The investigators also looked at the male variability hypothesis — the idea that males are more variable in their performance, and their predominance at the top is balanced by their predominance at the bottom. The study found however that greater male variation in math achievement varies widely across countries, and is not found at all in some countries.
In sum, the cross-country variability in performance in regard to gender indicates that the most likely cause of any differences lies in country-specific social factors. These could include perception of abilities as fixed vs malleable, attitude toward math, gender beliefs.
A popular theory of women’s underachievement in math concerns stereotype threat (first proposed by Spencer, Steele, and Quinn in a 1999 paper). I have reported on this on several occasions. However, a recent review of this research claims that many of the studies were flawed in their methodology and statistical analysis.
Of the 141 studies that cited the original article and related to mathematics, only 23 met the criteria needed (in the reviewers’ opinion) to replicate the original study:
- Both genders tested
- Math test used
- Subjects recruited regardless of preexisting beliefs about gender stereotypes
- Subjects randomly assigned to experimental conditions
Of these 23, three involved younger participants (< 18 years) and were excluded. Of the remaining 20 studies, only 11 (55%) replicated the original effect (a significant interaction between gender and stereotype threat, and women performing significantly worse in the threat condition than in the threat condition compared to men).
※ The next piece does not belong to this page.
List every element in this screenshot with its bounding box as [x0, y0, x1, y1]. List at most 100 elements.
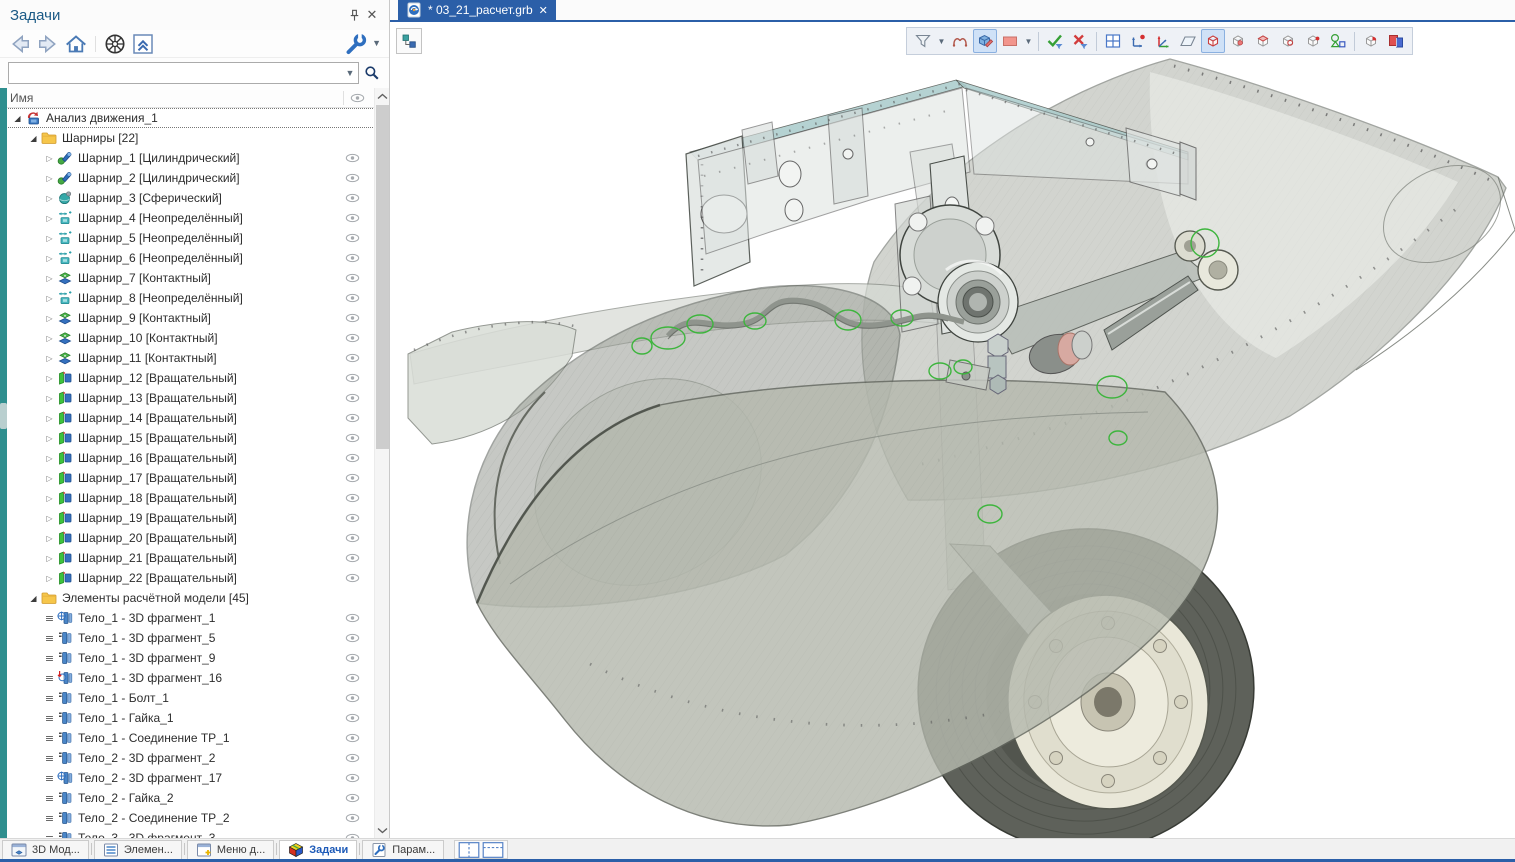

Moreover, half the studies confounded the results by statistically adjusting preexisting math scores. That is, the researchers tried to adjust for any preexisting differences in math performance by using a previous math assessment measure such as SAT score to ‘tweak’ the baseline score. This practice has been the subject of some debate, and the reviewers come out firmly against it, arguing that “an important assumption of a covariate analysis is that the groups do not differ on the covariate. But that group difference is exactly what stereotype threat theory tries to explain!” Note, too, that the original study didn’t make such an adjustment.
So what happens if we exclude those studies that confounded the results? That leaves ten studies, of which only three found an effect (and one of these found the effect only in a subset of the math test). In other words, overwhelmingly, it was the studies that adjusted the scores that found an effect (8/10), while those that didn’t adjust them didn’t find the effect (7/10).
The power of the adjustment in producing the effect was confirmed in a meta-analysis.
Now these researchers aren’t saying that stereotype threat doesn’t exist, or that it doesn’t have an effect on women in this domain. Their point is that the size of the effect, and the evidence for the effect, has come to be regarded as greater and more robust than the research warrants.
At a practical level, this may have led to too much emphasis on tackling this problem at the expense of investigating other possible causes and designing other useful interventions.